Al mumin, al musulmán verdadero, no le atemorizan las contrariedades, no lo confunden las contradicciones, no lo espanta lo que espanta a los que no son muminín, y es porque la luz que emana de su corazón le aclara las cosas, le hace saber que está en manos sólo de Allah, del Señor de los Mundos, y que su misión es siempre seguir adelante, dar nuevos pasos firmes sobre un camino sólido. Sus pasos son sabiduría y el suelo que pisa es sabiduría, y la sabiduría sólo emerge de la reflexión sosegada y la meditación pausada, y se manifiesta en la constancia. El Corán al-Karim dice: "Cuando tomes una decisión apóyate en Allah". Es decir, cuando tomes una decisión tira con ella para adelante y no te deshagas en titubeos y miramientos. Esto es importante.

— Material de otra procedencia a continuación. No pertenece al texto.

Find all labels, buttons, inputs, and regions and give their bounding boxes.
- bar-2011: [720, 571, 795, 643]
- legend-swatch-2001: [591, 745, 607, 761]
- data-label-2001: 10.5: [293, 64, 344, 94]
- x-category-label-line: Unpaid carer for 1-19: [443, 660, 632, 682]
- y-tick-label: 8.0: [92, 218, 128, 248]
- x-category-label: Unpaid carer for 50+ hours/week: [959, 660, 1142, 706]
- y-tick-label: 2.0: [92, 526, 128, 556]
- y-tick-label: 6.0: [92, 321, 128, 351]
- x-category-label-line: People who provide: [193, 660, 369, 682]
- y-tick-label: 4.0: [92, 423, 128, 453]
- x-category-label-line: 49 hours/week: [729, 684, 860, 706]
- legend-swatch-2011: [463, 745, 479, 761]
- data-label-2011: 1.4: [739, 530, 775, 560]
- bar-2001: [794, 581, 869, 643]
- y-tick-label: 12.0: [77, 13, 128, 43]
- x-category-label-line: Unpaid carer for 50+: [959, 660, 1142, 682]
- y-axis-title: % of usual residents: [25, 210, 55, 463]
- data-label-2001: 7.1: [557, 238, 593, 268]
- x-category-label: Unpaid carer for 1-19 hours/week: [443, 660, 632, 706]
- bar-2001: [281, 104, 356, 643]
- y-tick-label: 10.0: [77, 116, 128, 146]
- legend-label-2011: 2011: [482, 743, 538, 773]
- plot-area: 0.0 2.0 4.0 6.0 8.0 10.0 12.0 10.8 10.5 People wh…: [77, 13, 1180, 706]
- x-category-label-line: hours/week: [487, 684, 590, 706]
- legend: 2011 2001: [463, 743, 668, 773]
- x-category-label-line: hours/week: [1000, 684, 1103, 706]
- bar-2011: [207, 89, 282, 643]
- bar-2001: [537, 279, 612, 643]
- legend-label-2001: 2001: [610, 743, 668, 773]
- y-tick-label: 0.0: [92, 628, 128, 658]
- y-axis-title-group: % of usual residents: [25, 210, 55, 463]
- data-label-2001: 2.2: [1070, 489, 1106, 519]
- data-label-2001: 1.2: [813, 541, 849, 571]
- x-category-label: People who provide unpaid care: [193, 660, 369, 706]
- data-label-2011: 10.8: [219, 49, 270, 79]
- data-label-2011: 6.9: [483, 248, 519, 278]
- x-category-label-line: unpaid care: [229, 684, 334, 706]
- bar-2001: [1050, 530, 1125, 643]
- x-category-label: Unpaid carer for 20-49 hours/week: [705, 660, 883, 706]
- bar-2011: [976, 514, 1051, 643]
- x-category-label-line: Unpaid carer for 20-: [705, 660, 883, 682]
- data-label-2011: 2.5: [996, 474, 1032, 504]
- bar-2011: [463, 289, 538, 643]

Todo lo que hemos dicho de la constancia de nada sirve si no lo interpretamos en el sentido de que hay que darle mil vueltas a cada cosa. Todo tiene su justa medida y su equilibrio, su punto exacto. Meditemos las cosas antes de hacerlas, pero cuando las tengamos mínimamente claras, guiados por la luz del entendimiento que Allah nos ha dado, tiremos con ellas adelante y seamos en nuestro caminar sabios y constantes, sensatos y prudentes. Nada hay peor que el titubeo, y si lo hay es precisamente la constancia en el titubeo. El titubeo es signo de falta de seriedad. Cuando titubeemos acusémonos de falta de seriedad y ello nos ayudará a salir de ese atolladero, a escapar de esa trampa. Hay en nuestra vidas muchas trampas; hemos hablado de dos de ellas, las prisas y los titubeos. Son dos extremos de lo mismo. Frente a esas dos trampas están sus antídotos, la constancia y la resolución. Y si debemos ser constantes y resueltos para todo, con más motivo hemos de serlo con las cosas del Islam, porque si de todo queremos sacar provecho para nosotros, del Islam es de donde más provecho podemos sacar. El Islam es la ocasión para ganarnos la Rahma de Allah, y con la Rahma de Allah ya nada nos faltará. El Corán nos dice: "Por alcanzar eso es por lo que deben obrar los hombres", y también dice: "Por lograr eso, no temáis en competir entre vosotros", porque los frutos de esa competición son un bien para todos. Para conseguir la plenitud de la Rahma de Allah trabajemos con sabiduría y con constancia, con resolución y sin titubeos. Ese sí es un noble motivo y una meta que no defrauda.